La rengaine est connue : « Cette année, en histoire, je mise sur la Russie » ; « En philo, ce sera inévitablement Nature et Culture » ; « En économie, ce sera l’échange inégal ».... Le refrain finit souvent dans les pleurs d’un looser au loto de leur bac. Comprenez bien qu’il y ait des larmes sincères et des larmes provoquées. Que pensiez-vous ?

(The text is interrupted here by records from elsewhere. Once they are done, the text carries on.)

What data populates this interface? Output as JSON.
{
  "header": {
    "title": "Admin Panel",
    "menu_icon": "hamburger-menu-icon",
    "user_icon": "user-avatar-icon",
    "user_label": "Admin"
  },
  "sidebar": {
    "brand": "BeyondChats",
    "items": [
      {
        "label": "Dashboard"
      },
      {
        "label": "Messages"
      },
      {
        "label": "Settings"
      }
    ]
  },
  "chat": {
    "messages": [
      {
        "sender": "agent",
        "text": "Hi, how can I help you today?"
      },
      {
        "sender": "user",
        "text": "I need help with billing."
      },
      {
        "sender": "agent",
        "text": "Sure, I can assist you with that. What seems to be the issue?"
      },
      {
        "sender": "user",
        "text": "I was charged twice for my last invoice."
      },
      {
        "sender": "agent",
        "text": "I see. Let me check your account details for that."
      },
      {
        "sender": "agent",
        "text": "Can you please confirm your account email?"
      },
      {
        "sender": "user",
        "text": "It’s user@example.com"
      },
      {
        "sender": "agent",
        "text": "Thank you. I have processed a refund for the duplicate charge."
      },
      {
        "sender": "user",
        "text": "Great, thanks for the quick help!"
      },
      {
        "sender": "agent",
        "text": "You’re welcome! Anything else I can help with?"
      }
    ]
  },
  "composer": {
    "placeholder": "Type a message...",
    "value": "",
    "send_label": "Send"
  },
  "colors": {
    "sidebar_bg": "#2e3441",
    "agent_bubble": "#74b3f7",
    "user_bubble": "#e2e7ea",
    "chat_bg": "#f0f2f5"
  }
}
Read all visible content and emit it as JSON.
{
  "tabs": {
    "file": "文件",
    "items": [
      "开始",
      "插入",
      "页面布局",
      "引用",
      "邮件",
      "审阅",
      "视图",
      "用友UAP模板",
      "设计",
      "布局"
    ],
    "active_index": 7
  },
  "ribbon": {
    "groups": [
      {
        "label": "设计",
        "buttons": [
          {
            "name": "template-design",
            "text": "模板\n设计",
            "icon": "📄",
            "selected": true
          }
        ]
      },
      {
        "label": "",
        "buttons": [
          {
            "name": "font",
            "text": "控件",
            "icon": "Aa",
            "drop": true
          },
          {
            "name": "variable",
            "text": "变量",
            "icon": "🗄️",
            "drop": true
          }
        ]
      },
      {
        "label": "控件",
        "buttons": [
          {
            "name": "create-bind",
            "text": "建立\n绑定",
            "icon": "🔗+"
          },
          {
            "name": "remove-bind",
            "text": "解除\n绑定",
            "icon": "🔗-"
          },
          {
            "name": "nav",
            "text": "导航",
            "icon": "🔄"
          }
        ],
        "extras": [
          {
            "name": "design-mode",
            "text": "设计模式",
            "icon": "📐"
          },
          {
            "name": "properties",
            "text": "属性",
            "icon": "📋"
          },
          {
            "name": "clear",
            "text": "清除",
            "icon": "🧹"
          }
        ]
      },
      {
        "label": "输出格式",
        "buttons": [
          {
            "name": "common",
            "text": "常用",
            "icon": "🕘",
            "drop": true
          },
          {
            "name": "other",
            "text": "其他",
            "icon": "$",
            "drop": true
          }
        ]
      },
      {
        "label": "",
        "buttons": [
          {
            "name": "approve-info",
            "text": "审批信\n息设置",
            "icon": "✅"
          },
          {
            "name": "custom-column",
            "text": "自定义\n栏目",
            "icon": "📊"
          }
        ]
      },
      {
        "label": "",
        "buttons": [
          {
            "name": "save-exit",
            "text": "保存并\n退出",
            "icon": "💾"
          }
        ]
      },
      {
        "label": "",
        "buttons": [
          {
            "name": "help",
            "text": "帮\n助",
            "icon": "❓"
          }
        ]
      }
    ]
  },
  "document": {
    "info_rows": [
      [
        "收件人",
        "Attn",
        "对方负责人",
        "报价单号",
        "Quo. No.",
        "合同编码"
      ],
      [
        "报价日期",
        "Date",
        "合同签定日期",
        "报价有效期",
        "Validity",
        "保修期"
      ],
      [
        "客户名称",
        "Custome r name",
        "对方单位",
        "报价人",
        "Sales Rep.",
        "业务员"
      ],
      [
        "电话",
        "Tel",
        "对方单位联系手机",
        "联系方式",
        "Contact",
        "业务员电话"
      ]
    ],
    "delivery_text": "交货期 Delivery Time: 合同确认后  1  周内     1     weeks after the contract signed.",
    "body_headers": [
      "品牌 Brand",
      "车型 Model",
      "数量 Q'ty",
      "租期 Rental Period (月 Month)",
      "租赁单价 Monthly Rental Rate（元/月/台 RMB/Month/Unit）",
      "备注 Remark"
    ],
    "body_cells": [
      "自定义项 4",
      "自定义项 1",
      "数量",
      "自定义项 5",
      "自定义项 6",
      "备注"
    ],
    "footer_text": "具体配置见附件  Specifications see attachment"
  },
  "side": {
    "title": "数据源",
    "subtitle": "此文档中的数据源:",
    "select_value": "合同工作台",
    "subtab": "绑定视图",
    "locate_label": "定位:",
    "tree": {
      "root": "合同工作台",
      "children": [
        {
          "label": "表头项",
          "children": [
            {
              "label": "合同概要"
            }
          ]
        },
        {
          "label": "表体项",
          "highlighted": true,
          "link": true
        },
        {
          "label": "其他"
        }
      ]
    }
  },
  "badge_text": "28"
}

Il n’y a pas que les pluies provoquées pour noyer nos angoisses suscitées par le décor désertique. Le fait de pleurer soulage du traumatisme de l’inaction. Ce traumatisme est causé par la faillite de la volonté. Il n’y a pas pire sentiment que celui de n’avoir rien essayé. Vous verrez bien des élèves et étudiants creuser et bûcher à l’approche des tests. Ils appellent cela « révision », dans un abus de langage qui les initie à la malhonnêteté.
Comment réviser sans avoir, au préalable, appris ses gammes? Ils se shootent au café et au thé, ingurgitent des cachets pour vaincre le sommeil. Hélas, ils réveillent le démon de la fragilité qui sommeille en chaque être promis au dépérissement biologique imparable. Je ne tombe pas dans le piège des généralisations abusives.
Oui, il est beau, le spectacle des élèves et étudiants qui font les cent pas, en marmonnant quelques mots. De temps à autre, on perçoit du droit, de la littérature ou un gazouillis impénétrable pour mon esprit fermé à la physique et à la chimie. C’est le culte de l’effort, dans un élan aussi bon que celui qui porte l’athlète au-dessus des haies. Les nerfs et l’intelligence sont en éveil, parce que tendus vers la réalisation de la performance.
Et malgré ces efforts, les appels à la sincérité des examens se multiplient comme une campagne de changement des comportements en réponse à une épidémie ou une pandémie. La psychose ambiante n’est pas si différente de la stratégie de lutte contre la grippe saisonnière pour en dire le moins. Face à la maladie, il faut se laver les mains. La triche, il faut s’en laver les mains ! C’est à ne rien y comprendre !
Pourquoi autant de précautions pour contrer la triche au bac ? Certains élèves, cancres en classe, deviennent de plus en ingénieux au contact des technologies de l’information et de la communication. Cela vous choque ?
Faites gaffe, comme cette institutrice ouvertement qui fait l’objet de menaces de la part d’un candidat au Brevet de fin d’études. Le problème dans cette histoire : le « gosse » faisait plus que son âge sur le papier. Pour le décodeur, envoyez la note à Coach Guy Roux sur la Tva à appliquer à l’âge des footballeurs africains. Son bulletin, c’est du retaillé.